A Polícia Federal (PF) deve concluir em meados de agosto o inquérito que investiga fraudes bancárias cometidas pelo Banco Master para tentar escapar da liquidação e viabilizar a venda da instituição ao Banco de Brasília (BRB).
Daniel Vorcaro, dono do banco e preso na Papuda, será indiciado por fraude bancária. O inquérito também pode indiciar políticos que defenderam o Master, entre eles o presidente do PP, Ciro Nogueira.
A emenda do FGC e o papel de Ciro Nogueira
Investigadores da PF levantaram indícios de que o senador Ciro Nogueira apresentou a emenda que elevou de R$ 250 mil para R$ 1 milhão o valor coberto pelo Fundo Garantidor de Créditos (FGC) para beneficiar o Banco Master. Ciro nega qualquer ligação com Vorcaro na proposta.

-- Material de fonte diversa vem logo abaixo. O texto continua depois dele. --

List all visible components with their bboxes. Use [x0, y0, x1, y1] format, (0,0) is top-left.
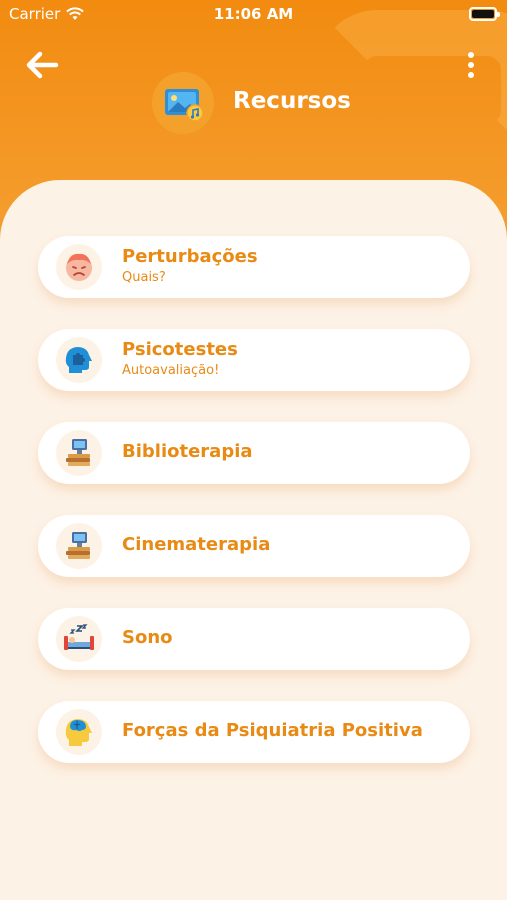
head-puzzle-icon — [56, 337, 102, 383]
menu-item-biblioterapia[interactable]: Biblioterapia — [38, 422, 470, 484]
menu-item-forcas-psiquiatria-positiva[interactable]: Forças da Psiquiatria Positiva — [38, 701, 470, 763]
menu-item-label: Cinematerapia — [122, 534, 271, 555]
battery-icon — [469, 7, 500, 21]
status-time: 11:06 AM — [213, 5, 294, 23]
sleeping-bed-icon — [56, 616, 102, 662]
menu-item-cinematerapia[interactable]: Cinematerapia — [38, 515, 470, 577]
sad-face-icon — [56, 244, 102, 290]
head-brain-icon — [56, 709, 102, 755]
menu-item-label: Perturbações — [122, 246, 258, 267]
arrow-left-icon — [26, 51, 59, 79]
more-options-button[interactable] — [465, 52, 477, 82]
menu-item-label: Psicotestes — [122, 339, 238, 360]
menu-item-label: Biblioterapia — [122, 441, 253, 462]
menu-item-subtitle: Autoavaliação! — [122, 363, 220, 378]
status-bar: Carrier 11:06 AM — [0, 0, 507, 30]
books-computer-icon — [56, 523, 102, 569]
media-image-icon — [152, 72, 214, 134]
menu-item-sono[interactable]: Sono — [38, 608, 470, 670]
menu-item-perturbacoes[interactable]: Perturbações Quais? — [38, 236, 470, 298]
menu-item-psicotestes[interactable]: Psicotestes Autoavaliação! — [38, 329, 470, 391]
more-vertical-icon — [468, 52, 474, 58]
books-computer-icon — [56, 430, 102, 476]
back-button[interactable] — [24, 50, 64, 84]
menu-item-label: Sono — [122, 627, 173, 648]
page-title: Recursos — [233, 88, 351, 114]
menu-item-subtitle: Quais? — [122, 270, 166, 285]
menu-item-label: Forças da Psiquiatria Positiva — [122, 720, 423, 741]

O FGC é uma entidade privada mantida pelos bancos que protege clientes em caso de quebra de instituições financeiras. Foi justamente essa cobertura que o Master usou para vender CDBs com uma taxa de retorno considerada irreal, atraindo clientes com a promessa de segurança em caso de calote.
Carteiras fraudulentas e o rombo bilionário
No centro do inquérito está a venda ao BRB de carteiras de crédito fraudulentas no valor de R$ 12 bilhões, operação que teve a participação da empresa Tirreno. Carteiras de crédito reúnem empréstimos e financiamentos que os bancos negociam para obter recursos imediatos, mas parte dos créditos vendidos pelo Master não tinha lastro suficiente, segundo a apuração.
Há ainda suspeita de pagamento de propina ao ex-presidente do BRB, Paulo Henrique Costa, para facilitar a compra dessas carteiras. O prejuízo causado pelo Master ao FGC chegou à casa de R$ 50 bilhões.
Repercussão e novas frentes de investigação
Enquanto o inquérito das fraudes bancárias caminha para a conclusão, a PF também acionou a Interpol para tentar rastrear bens de Vorcaro na América do Norte e na Europa, ampliando o cerco patrimonial contra o banqueiro.
Outra frente apurada é a contratação de influenciadores e jornalistas para atacar o Banco Central e desafetos de Vorcaro — o mesmo esquema batizado de “Projeto DV”, que pagava até R$ 2 milhões a criadores de conteúdo para atacar o BC.
O banqueiro tentou por duas vezes fechar acordo de delação premiada, mas teve a proposta rejeitada pela PF e pela Procuradoria-Geral da República — recusa que reforça a descrição do esquema do Master como uma máfia fantasiada de banco, segundo apuração anterior.
Apesar da pressão política de líderes do Centrão pela venda ao BRB, o Banco Central optou pela liquidação extrajudicial do Master, que no dia da intervenção tinha em caixa apenas R$ 4 milhões diante de compromissos que superavam R$ 100 milhões.